Transport proteins represent a subset (about 10%) of the entire proteome of an organism. However, intracellular processes are dependent on what materials are available in the cell. By providing an overview of the molecules transported and how they are imported and exported, conclusions about the potential metabolism and physiology of an organism can be drawn. In the case of Leptospira, the overall transportome (transporters of the proteome), reveals key characteristics of saprophytism and pathogenesis. L. biflexa demonstrates high flexibility and versatility in its transportome with a relatively large subset of secondary carriers and transporter families not found in the pathogens. In addition, L. biflexa possesses high-affinity transporters for critical cofactor import and increased numbers of uptake systems for carbon and nitrogen sources. Meanwhile, the pathogens possess remarkably similar transport protein profiles, suggesting the host tropism and environmental survival for the two relies on similar transporters. Both possess factors that may be associated with, or facilitate, pathogenesis, absent in L. biflexa, such as pore-forming toxins, holins, and virulence-related outer membrane porins. The increased versatility of L. biflexa as a free-living organism likely reflects the inverse as the decreased versatility in the pathogens correlates to the realization of progressively narrower ecological niches. As leptospirosis manifests itself in a variety of symptoms, small differences within individual proteins and the leptospiral proteome may play roles in determining virulence and mortality in humans [114]. The findings reported here on these leptospiral transporters should improve our understanding of the pathology of leptospirosis and allow more specific experimentation with L. biflexa as a model system for the Leptospira genus.

Supplementary Material

1

Table S1. TC classification and functional prediction of transport-related proteins found in L. interrogans, L. borgpetersenii, and L. biflexa. Sequences were retrieved using GBlast with E-values larger than e-12 are highlighted to indicate low substrate-specificity confidence.

2

Table S2. Counts and percentages of transporters in L. interrogans, L. borgpetersenii, and L. biflexa based on substrate specificity and TC classification.

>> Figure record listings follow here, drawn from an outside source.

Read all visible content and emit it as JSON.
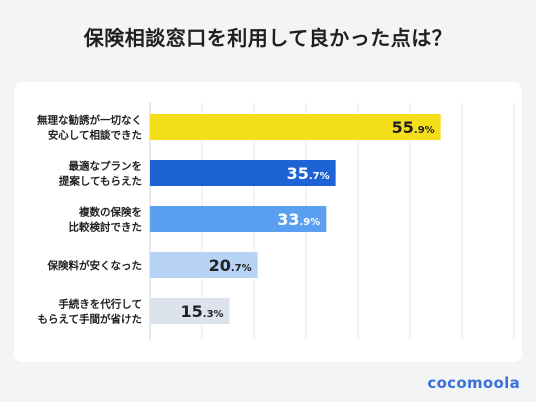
{
  "title": "保険相談窓口を利用して良かった点は？",
  "brand": "cocomoola",
  "chart_data": {
    "type": "bar",
    "orientation": "horizontal",
    "title": "保険相談窓口を利用して良かった点は？",
    "categories": [
      [
        "無理な勧誘が一切なく",
        "安心して相談できた"
      ],
      [
        "最適なプランを",
        "提案してもらえた"
      ],
      [
        "複数の保険を",
        "比較検討できた"
      ],
      [
        "保険料が安くなった"
      ],
      [
        "手続きを代行して",
        "もらえて手間が省けた"
      ]
    ],
    "values": [
      55.9,
      35.7,
      33.9,
      20.7,
      15.3
    ],
    "value_labels": [
      {
        "int": "55",
        "dec": ".9%"
      },
      {
        "int": "35",
        "dec": ".7%"
      },
      {
        "int": "33",
        "dec": ".9%"
      },
      {
        "int": "20",
        "dec": ".7%"
      },
      {
        "int": "15",
        "dec": ".3%"
      }
    ],
    "xlim": [
      0,
      70
    ],
    "grid": true,
    "colors": [
      "#f5df1a",
      "#1e63d6",
      "#5b9ff0",
      "#b7d4f7",
      "#dde3ec"
    ],
    "label_colors": [
      "#222222",
      "#ffffff",
      "#ffffff",
      "#222222",
      "#222222"
    ]
  }
}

• Genomes of three Leptospira species were analyzed for encoded transport proteins.

• Pathogenic Leptospira encode fewer transporters overall for metabolites and cations.

• These pathogens exhibit decreased metabolic flexibility and stress adaptability.

• The pathogens encode more sphingomyelinases, holins, and virulence-associated porins.

• Pathogenesis may have evolved by host adaptation with gain of virulence proteins.